Sebagai informasi, ketika terjadi phising, terkadang pembuktian akan kejahatannya akan menjadi susah untuk dibuktikan oleh korban. Hal ini disebabkan dalam praktiknya ketika terjadi phising, maka hal tersebut akan dianggap sebagai human error atau dengan kata lain ketidaktelitian korban yang mengakibatkan ruginya korban itu sendiri. Ketika lapor ke Polisi pun dalam hal terjadi phising biasanya penjelasan korban hanya akan dicatat sebagai keterangan saja, mengingat susahnya pembuktian kejahatan tersebut.

Di Undang-Undang Nomor 27 Tahun 2022 tentang Perlindungan Data Pribadi (UU PDP) sendiri hanya mengatur pelanggaran data pribadi yang dilakukan oleh pengelola data pribadi yakni pengendali data pribadi dan prosesor data pribadi. Kemudian, sanksi lainnya dapat dikenakan kepada pihak yang menyebarkan atau menggunakan suatu data yang bukan miliknya tanpa seizin pemiliknya. Kendati demikian, UU PDP ini tidak mengatur mengenai jenis pelanggaran dalam lingkup data pribadi yang sifatnya person-to-person seperti halnya phising ini.
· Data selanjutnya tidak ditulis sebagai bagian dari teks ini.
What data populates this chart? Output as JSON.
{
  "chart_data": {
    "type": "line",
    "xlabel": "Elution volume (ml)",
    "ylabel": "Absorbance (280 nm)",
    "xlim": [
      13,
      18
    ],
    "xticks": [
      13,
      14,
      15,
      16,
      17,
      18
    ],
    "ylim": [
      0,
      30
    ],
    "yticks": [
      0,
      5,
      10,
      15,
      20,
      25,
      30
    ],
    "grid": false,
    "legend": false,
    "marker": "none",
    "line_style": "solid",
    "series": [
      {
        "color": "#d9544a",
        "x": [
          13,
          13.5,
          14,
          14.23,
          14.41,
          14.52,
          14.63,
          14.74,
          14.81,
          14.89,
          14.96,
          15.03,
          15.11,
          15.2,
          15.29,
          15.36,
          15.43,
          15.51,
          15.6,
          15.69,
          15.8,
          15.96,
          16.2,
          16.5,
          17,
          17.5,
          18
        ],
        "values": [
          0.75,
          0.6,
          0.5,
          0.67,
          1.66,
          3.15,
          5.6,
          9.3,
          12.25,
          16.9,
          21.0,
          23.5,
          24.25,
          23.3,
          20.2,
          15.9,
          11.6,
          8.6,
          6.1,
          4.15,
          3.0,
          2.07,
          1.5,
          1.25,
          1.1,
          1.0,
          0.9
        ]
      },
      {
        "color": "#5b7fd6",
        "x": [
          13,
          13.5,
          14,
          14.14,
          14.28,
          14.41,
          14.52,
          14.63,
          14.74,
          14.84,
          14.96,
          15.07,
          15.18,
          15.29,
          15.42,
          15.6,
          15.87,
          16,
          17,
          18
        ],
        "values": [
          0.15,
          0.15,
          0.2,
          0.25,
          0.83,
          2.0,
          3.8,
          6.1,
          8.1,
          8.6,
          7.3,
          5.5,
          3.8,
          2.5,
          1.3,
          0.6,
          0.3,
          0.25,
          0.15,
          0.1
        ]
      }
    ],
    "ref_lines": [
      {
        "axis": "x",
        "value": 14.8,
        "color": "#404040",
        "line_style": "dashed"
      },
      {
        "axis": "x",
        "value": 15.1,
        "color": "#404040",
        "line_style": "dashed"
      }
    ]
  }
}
Sehingga, masyarakat perlu lebih aware dan waspada terhadap kejahatan ini untuk mencegah kerugian yang tidak diinginkan apabila terjadi rekayasa sosial semacam ini kepada dirinya.

Artikel berupa opini ini ditulis oleh Praktisi Keamanan Siber, Restia Moegiono.

Artikel ini merupakan opini pribadi penulis dan tidak mewakili pandangan redaksi KlikLegal.